Texture mapping was introduced in [Catmull 74] as a method of adding to the visual richness of a computer generated image without adding geometry. This process includes a mapping from the space of the object to be textured to the texture space.
Bilinear/trilinear interpolation is usually used to sample data in the 2D/3D textures. To accelerate texture mapping, traditional graphics hardware includes a complete copy of all texture images at each parallel computation node to allow all nodes to operate in parallel.
An new way of rendering volume data using texture mapping is introduced in this presentation. Texture mapping which maps from object space to texture space is used for backward mapping in volume rendering which maps from image space to volume space. An innovative parallelization scheme is used in this work to subdivide the entire volume into subvolumes and avoids the need to store the whole volume at each computation node.
To handle volume data, parallel computations are done in graphics accelerator Denali manufactured by Kubota. Denali is a general purpose graphics accelerator with capabilities and functionality found only in the very high end graphics systems. By using the innovative parallelization scheme, we have extended it to be an imaging workstation which can do versatile volume rendering.

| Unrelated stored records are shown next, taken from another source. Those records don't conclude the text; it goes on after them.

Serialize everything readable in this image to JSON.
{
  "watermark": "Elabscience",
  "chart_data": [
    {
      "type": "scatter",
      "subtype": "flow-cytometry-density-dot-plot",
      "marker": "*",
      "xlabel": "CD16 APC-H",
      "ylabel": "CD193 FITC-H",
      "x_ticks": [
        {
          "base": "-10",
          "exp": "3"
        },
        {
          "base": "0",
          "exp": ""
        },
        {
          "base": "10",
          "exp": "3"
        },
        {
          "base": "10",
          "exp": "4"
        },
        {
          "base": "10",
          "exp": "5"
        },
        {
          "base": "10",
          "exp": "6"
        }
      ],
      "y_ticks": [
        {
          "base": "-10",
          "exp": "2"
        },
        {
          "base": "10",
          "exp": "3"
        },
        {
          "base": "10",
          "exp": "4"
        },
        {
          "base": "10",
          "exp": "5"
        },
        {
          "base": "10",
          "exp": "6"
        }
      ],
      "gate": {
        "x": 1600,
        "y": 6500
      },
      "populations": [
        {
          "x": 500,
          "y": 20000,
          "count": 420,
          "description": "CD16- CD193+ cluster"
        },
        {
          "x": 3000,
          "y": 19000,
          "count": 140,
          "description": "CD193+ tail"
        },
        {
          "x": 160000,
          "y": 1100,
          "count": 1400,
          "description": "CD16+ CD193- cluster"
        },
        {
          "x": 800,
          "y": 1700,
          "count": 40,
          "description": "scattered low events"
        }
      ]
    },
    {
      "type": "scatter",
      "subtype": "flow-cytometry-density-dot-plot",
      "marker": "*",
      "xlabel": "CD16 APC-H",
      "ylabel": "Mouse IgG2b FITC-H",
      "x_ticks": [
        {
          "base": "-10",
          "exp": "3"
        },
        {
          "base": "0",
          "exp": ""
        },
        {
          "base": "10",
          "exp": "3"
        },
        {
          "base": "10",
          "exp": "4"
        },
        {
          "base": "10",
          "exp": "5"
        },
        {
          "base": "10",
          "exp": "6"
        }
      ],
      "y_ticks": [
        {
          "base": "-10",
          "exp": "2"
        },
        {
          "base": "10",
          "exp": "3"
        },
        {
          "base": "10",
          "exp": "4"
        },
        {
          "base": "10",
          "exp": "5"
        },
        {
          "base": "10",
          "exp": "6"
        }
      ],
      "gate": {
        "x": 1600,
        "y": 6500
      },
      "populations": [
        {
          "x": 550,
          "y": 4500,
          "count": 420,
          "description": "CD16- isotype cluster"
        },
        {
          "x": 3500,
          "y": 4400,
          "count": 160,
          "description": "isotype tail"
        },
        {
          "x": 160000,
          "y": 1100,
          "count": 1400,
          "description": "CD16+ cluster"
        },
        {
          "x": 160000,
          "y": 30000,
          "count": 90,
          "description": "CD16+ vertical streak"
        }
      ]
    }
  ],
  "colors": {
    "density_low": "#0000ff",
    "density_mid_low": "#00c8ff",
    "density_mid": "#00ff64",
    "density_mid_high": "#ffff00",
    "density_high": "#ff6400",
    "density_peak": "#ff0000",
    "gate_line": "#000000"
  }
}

The Denali architecture has parallelism at two levels. A Denali system can have up to 6 Transformation and Rasterization Modules (TRMs) which, being general purpose processors (AMD 29050s), can perform arbitrarily complex computations.
In addition, a system can have up to 20 Frame Buffer Modules (FBMs), each of which can perform a predefined set of per pixel operations, like image/volume resampling and pixel blending. Image/volume sampling operations can be performed in the FBMs and large parallel speedups (up to 20x) are possible. Some image operations which can not be performed on the FBMs can be done in parallel on the TRMs with a resulting parallel speedup of up to 6x. Complex volumetric rendering operations (consisting of multiple suboperations) may be carried out utilizing both the FBMs and the TRMs to best advantage.

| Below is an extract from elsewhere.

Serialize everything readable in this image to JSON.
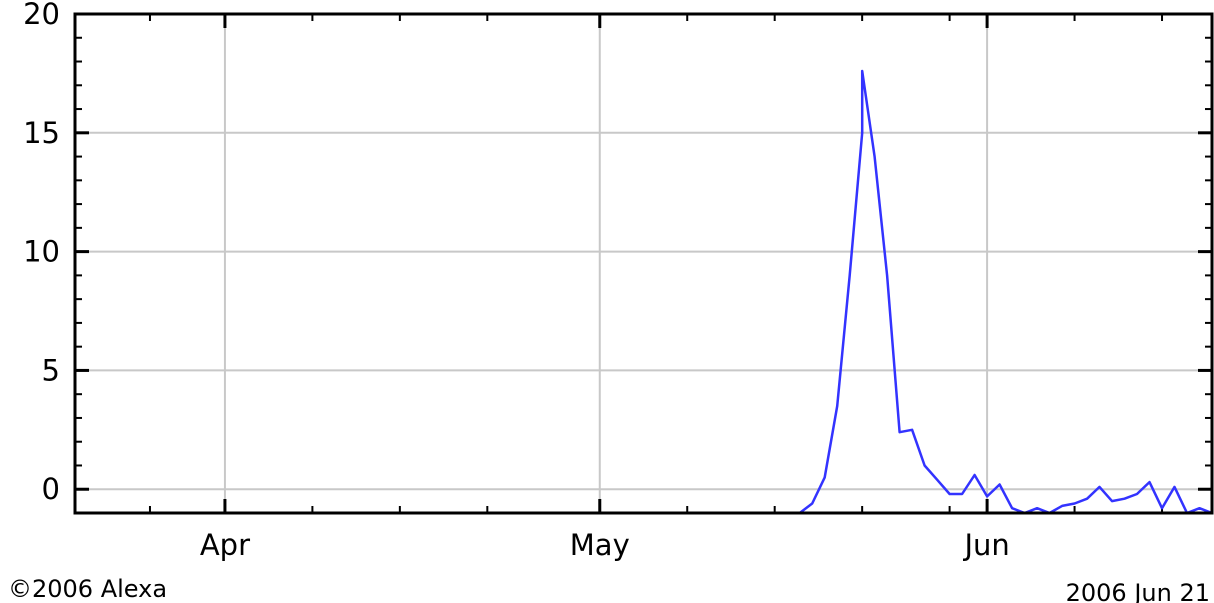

In summary, traditional 3D texture mapping used in 3D graphics is used for backward projection in volume rendering. A very high degree of parallelism (up to 20-fold) is achieved by storing a different subvolume in each of the FBMs. This differs significantly from traditional approaches that store the entire volume data set at each computational node. Overcoming this limitation permits volume sizes up to 256x256x253 (or 512x512x64) to be rendered in hardware. Progressive refinement schemes can be utilized to reduce sampling rate and interactive rendering speeds can be realized. Currently, maximum intensity projection, multi planar reformatting, volume resampling, ray sum, and surface rendering are implemented in Denali.